Lors de mes recherches sur mes ancêtres maternels, j’ai découvert une autre enfant abandonnée.
Il s’agit de mon Sosa 121, Clémence Euphémie. Elle a été trouvée le 4 avril 1808 aux portes de l’Hôpital Général de Caen, comme l’atteste son acte de naissance :
Du quatrième jour du mois d’avril l’an mil huit cent huit a une heure du soir
Acte de naissance de Clémence Euphémie nouvellement née…
trouvée exposée le jour d’hier à cinq du soir à la porte de l’hôpital général rue saint louis
Elle était vêtue d’un lange un bonnet et le reste en nécessaire…
Le sexe de l’enfant a été reconnu être féminin
Premier témoin : Michel Lamy employé de l’hospice âgé de cinquante sept ans
demeurant en cette ville rue Notre-Dame
Second témoin : Antoine Jean Binet portier de l’hôpital âgé de soixante treize ans
sur la réquisition à nous faire part par Jacques Thébault commissaire du dépôt des enfants trouvés qui s’en est ressaisi et ont signé après lecture
Constaté suivant la loi, par moi Michel Ducheval
maire par décret de la ville de Caen faisant les fonctions d’officier public de l’état civil
Comme beaucoup de petits malheureux d’alors, Clémence a grandi entre les quatre murs de l’Hospice Saint-Louis.
L’Hospice Saint Louis ou Hôpital Général de Caen est un établissement charitable fondé en 1655 sous Louis XIV et régi par la Congrégation des Servantes de Jésus. Cette communauté religieuse compte 8 sœurs en 1679 et 24 au moment de la suppression de l’ordre.
Sa vocation est d’y recevoir les mendiants et les vagabonds. L’hospice est un exemple d’institution disciplinaire. Cet établissement pratique la politique d’enfermement systématique des pauvres hères. Il accueille les miséreux de la ville ainsi que les petits orphelins après l’âge de 8 ans et les personnes âgés invalides.
En 1698, des ateliers de dentelle y sont créés pour faire travailler les filles et les garçons. Clémence y apprendra son métier.

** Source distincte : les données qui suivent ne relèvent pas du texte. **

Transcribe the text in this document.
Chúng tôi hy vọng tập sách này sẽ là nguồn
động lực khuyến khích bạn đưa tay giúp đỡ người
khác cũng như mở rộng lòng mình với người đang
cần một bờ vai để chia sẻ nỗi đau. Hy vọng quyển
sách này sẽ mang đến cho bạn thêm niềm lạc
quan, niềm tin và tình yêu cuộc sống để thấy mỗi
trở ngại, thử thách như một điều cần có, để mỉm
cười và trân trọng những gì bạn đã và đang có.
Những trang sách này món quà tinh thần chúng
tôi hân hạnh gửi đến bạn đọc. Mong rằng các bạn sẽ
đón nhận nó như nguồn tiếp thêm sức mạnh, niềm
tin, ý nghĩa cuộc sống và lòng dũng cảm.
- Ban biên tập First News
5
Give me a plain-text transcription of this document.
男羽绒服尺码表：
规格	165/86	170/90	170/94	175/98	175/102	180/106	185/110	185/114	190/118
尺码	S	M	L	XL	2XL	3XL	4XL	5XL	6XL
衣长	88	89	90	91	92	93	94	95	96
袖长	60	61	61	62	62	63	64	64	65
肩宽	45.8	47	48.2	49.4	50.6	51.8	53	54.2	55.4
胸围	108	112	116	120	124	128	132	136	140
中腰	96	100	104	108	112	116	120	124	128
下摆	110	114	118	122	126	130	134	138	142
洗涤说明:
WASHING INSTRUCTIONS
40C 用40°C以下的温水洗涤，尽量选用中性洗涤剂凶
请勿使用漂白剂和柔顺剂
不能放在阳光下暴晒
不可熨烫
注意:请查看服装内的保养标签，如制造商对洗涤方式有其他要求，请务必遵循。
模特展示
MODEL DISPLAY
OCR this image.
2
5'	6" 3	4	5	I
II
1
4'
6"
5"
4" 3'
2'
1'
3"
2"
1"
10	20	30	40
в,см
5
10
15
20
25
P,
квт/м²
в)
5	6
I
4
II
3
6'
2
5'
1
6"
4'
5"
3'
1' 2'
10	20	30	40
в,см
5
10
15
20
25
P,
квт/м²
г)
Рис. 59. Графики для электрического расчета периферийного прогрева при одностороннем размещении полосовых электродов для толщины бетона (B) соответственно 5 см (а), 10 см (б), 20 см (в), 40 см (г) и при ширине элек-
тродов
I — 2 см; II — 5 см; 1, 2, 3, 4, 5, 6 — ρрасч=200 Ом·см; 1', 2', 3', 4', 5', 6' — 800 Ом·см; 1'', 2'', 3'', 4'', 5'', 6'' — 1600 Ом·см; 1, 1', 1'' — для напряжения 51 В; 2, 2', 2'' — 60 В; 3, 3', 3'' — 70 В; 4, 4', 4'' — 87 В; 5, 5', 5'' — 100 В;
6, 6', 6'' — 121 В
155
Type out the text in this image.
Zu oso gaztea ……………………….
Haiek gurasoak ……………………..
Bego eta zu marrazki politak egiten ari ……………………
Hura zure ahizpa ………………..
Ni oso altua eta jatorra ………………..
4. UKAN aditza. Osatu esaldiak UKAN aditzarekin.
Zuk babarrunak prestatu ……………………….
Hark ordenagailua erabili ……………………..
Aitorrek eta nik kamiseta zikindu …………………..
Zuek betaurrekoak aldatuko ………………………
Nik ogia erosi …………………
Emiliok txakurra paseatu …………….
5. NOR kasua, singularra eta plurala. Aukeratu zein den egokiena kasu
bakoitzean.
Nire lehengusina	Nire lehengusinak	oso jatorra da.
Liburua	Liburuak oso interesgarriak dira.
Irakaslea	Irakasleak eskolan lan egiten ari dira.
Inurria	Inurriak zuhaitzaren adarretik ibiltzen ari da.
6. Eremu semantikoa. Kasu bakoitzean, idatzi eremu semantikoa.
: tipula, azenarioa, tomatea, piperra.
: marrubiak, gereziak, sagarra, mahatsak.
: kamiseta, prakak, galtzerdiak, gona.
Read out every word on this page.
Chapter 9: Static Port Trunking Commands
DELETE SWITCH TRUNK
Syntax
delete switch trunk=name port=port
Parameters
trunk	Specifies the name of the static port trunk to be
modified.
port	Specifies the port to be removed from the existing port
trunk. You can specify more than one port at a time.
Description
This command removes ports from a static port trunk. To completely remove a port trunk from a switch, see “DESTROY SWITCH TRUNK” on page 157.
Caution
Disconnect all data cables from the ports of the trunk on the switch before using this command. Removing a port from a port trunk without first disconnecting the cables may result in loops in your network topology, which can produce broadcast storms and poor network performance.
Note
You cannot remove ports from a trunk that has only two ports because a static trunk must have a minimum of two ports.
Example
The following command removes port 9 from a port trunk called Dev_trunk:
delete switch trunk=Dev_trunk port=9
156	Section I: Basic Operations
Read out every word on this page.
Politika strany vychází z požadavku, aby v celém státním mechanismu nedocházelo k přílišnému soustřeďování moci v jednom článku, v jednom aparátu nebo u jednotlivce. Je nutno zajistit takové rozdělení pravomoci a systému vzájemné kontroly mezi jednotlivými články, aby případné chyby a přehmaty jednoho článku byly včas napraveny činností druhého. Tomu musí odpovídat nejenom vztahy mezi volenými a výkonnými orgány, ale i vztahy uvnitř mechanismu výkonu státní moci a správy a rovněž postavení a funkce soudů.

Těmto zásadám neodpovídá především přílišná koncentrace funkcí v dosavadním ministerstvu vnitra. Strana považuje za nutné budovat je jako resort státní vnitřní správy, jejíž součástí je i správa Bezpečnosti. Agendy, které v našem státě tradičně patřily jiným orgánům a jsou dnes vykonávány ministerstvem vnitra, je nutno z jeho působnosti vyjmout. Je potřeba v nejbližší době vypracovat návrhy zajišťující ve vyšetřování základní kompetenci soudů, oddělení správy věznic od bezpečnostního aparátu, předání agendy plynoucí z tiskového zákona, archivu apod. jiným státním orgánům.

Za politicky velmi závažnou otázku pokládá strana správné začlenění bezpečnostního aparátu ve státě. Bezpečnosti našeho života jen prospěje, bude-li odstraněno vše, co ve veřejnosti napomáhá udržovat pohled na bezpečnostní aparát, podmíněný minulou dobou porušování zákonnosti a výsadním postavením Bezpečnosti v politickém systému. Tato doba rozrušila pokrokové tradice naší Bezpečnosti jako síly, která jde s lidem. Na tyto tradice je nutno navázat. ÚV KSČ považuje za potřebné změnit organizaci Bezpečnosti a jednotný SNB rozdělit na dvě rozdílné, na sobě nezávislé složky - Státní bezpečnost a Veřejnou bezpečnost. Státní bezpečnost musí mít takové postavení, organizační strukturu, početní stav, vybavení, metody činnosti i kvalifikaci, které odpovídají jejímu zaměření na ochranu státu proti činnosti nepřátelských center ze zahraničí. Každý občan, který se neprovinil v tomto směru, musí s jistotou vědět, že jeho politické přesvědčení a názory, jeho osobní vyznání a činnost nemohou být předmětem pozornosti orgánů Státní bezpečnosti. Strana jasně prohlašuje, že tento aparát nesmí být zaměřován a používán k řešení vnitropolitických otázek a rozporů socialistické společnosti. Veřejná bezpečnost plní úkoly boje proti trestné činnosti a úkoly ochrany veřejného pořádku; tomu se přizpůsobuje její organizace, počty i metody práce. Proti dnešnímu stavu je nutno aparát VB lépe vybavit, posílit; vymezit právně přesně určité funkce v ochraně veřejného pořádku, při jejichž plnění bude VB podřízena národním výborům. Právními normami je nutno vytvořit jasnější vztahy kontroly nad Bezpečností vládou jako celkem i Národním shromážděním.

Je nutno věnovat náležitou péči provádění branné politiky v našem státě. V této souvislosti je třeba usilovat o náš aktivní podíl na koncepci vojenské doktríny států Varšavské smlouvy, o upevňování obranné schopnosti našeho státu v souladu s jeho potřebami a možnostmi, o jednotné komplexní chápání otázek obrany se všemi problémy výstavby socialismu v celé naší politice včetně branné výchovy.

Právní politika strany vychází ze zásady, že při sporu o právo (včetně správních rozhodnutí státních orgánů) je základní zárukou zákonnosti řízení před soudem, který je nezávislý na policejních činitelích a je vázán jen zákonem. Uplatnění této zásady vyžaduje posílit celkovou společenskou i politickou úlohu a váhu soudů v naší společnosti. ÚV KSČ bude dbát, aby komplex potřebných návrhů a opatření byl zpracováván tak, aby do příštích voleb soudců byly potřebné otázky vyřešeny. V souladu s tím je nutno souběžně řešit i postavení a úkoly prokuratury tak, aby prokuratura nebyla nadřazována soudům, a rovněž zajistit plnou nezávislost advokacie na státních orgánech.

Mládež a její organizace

Le travail est obligatoire pour tous : sa durée est de 8 heures par jour du 15 avril au 15 septembre et de 7 heures du 15 septembre au 15 avril.
Les enfants se lèvent à 5 heures du matin l’été et se couchent à 20 heures l’été et à la dernière heure du jour, les autres saisons.
Les enfants bénéficient d’une promenade le jeudi après-midi.
En matière disciplinaire, une injure proférée à l’encontre du personnel et des Sœurs en particulier est passible d’un séjour de 10 jours maximum au pénitencier.
Difficile d’imaginer un endroit plus sinistre pour ces petits…. et pour les plus grands également.
A la fin du XVIIIe siècle, les mendiants et les vagabonds sont transférés au centre de dépôt de mendicité de Beaulieu (actuel centre pénitentiaire de Caen)
Au début du XIXe siècle, les « Petits Renfermés » (centre d’accueil des orphelins ou des enfants abandonnés à la naissance créé par le prêtre Garnier en 1630) et l’hospice St-Louis deviennent une institution unique. Un décret de 1811 le désigne comme hospice dépositaire pour les enfants abandonnés du département du Calvados. Il abrite également les vieillards caducs.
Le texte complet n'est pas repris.